François Fillon, Emmanuel Macron, Jean-Luc Mélenchon, Marine Le Pen et Benoît Hamon, lors du débat sur le plateau de TF1, lundi 20 mars. | JEAN-CLAUDE COUTAUSSE / FRENCH-POLITICS POUR "LE MONDE"

Editorial du « Monde ». On attendait beaucoup du débat organisé à la télévision, lundi 20 mars, entre les cinq principaux candidats à l’élection présidentielle. Et pour cause. Un mois avant le premier tour de scrutin, rarement campagne aura paru aussi confuse, parasitée par les affaires judiciaires qui touchent les candidats de la droite et de l’extrême droite, incapable d’éclairer les Français sur les enjeux essentiels pour l’avenir du pays. Alors que l’indétermination des électeurs atteint des niveaux inédits – un tiers d’entre eux ne sont pas certains d’aller voter et la moitié des autres ne sont pas sûrs de leur choix –, il devenait urgent, en effet, d’engager le débat national.

On en attendait donc beaucoup. Trop, sans doute. Certes, la confrontation des principaux postulants à l’Elysée a permis d’affirmer tempéraments et personnalités. Le Républicain François Fillon, sobre, cohérent, expérimenté, mais à l’évidence empêché d’être à l’offensive tant sa posture d’homme de rigueur et d’effort a été discréditée par ses démêlés judiciaires. Le socialiste Benoît Hamon, concret, pédagogue et sincère dans ses convictions, mais bien irénique. Le centriste Emmanuel Macron, novice, tour à tour incisif et fragile, mais trop soucieux de ménager son électorat composite pour imposer une vision nette. L’insoumis Jean-Luc Mélenchon, chevronné et mordant, mais trop lyrique pour être réaliste. La frontiste Marine Le Pen, enfin, sûre d’elle-même mais toujours aussi peu crédible sur ses choix économiques, arrogante au point de contredire l’image « apaisée » qu’elle cherche à construire depuis des mois.

Petites piques et oppositions de fond : les moments forts du premier débat présidentiel
Durée : 04:52

De même, chacun a pu confirmer le choix qu’il entend incarner. La rupture nationaliste, xénophobe et antieuropéenne pour la candidate du FN. La rupture libérale et conservatrice pour M. Fillon. La rupture social-libérale, ouverte au monde et résolument européenne chez M. Macron. L’option socialiste-écologiste de M. Hamon, en rupture avec les infidélités supposées du quinquennat hollandais aux valeurs de la gauche. Enfin, la rupture radicale et la « révolution citoyenne » de M. Mélenchon.

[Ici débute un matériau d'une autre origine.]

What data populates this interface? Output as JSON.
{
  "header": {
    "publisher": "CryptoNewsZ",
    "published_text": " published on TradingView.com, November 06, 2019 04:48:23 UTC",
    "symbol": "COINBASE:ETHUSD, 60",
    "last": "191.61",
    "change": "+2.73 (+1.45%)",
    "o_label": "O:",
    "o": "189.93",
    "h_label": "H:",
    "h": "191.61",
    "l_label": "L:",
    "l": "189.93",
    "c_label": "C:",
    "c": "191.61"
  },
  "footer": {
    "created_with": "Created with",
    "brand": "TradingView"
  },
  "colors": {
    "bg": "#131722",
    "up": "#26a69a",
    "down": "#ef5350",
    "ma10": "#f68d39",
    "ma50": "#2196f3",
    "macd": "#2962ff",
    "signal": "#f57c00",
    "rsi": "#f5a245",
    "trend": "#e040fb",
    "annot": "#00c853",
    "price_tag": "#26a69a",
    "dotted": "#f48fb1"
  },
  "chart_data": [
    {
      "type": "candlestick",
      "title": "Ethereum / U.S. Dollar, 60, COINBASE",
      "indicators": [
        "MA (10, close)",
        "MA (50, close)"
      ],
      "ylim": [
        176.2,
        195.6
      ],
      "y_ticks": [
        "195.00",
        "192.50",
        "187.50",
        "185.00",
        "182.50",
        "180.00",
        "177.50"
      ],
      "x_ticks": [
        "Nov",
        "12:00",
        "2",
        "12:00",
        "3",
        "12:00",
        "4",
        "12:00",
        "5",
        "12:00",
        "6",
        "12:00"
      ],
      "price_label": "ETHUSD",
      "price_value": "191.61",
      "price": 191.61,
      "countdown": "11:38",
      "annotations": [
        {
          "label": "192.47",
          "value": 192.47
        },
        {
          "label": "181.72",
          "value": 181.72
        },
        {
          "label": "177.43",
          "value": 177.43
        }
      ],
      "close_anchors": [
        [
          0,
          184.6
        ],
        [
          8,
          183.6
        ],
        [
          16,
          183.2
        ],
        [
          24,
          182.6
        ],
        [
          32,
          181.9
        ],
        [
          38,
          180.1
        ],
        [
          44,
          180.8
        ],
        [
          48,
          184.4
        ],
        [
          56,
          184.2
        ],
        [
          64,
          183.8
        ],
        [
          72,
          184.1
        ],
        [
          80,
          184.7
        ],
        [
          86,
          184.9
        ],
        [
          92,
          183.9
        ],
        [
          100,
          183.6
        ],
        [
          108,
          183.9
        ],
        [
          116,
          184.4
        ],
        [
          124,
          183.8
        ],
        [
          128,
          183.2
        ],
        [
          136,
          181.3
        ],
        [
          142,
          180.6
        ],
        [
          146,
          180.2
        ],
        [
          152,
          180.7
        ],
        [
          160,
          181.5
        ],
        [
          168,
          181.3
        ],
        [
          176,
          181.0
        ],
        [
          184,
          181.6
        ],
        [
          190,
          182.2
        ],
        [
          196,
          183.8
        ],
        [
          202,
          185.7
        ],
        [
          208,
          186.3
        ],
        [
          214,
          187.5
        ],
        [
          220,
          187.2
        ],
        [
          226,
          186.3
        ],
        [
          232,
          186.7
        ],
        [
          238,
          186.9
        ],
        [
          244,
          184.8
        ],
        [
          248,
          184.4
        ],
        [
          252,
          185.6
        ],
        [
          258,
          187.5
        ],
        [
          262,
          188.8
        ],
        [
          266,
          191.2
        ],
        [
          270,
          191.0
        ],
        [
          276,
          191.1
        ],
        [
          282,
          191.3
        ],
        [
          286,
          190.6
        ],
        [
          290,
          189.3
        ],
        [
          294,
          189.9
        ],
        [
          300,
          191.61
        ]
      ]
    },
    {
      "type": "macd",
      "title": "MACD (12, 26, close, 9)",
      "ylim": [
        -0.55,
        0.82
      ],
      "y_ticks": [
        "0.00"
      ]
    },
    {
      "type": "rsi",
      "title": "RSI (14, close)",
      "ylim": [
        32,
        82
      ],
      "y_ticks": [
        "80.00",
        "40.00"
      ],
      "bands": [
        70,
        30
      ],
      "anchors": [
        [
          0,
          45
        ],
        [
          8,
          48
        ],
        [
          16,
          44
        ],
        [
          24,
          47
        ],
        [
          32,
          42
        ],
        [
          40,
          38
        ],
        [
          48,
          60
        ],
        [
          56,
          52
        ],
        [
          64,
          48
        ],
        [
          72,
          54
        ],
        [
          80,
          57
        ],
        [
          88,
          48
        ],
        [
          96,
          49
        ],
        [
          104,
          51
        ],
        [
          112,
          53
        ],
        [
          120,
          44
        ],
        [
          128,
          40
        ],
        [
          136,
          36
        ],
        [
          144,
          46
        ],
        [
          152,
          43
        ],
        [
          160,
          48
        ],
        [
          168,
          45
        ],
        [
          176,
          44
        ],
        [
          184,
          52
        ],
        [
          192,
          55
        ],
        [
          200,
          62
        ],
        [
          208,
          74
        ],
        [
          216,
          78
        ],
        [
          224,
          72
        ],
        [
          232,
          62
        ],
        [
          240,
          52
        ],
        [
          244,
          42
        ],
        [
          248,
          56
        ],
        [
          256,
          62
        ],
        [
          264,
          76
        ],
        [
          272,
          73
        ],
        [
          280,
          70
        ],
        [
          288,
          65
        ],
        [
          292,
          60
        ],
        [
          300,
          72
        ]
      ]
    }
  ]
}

Plus frustrant que convaincant

Mais au-delà de ces confirmations, le débat de lundi aura été plus frustrant que convaincant. Tout d’abord, après des semaines de révélations et de controverses sur les manquements à la loi de M. Fillon et de Mme Le Pen, il est tout de même singulier que la question de la probité en politique ait été si pudiquement évacuée. Les Français peuvent légitimement avoir le sentiment que chacun a préféré, en la matière, mettre la poussière sous le tapis.

Ensuite, à vouloir embrasser trop de sujets, le débat n’a pas permis de les bien étreindre. Il s’est ainsi le plus souvent résumé à la juxtaposition de prises de position lapidaires, parfois réduites à la simplicité voire à l’indigence d’un slogan, sans permettre de confrontation un tant soit peu approfondie, ni un droit de suite sérieux. L’on redoute ce qu’il en sera lors des deux autres débats programmés avec les onze candidats.

Enfin, en dépit de toutes les désillusions passées, il est stupéfiant de constater combien fonctionne encore et toujours, à l’approche d’une présidentielle, la machine à lancer les promesses les plus mirobolantes et coûteuses. Lundi soir, l’argent public a coulé à flots, sans que l’on sache d’où il pourrait bien sortir. C’était « open bar » à l’Elysée ! L’on peut douter que cela contrebatte la défiance des Français à l’égard des responsables politiques.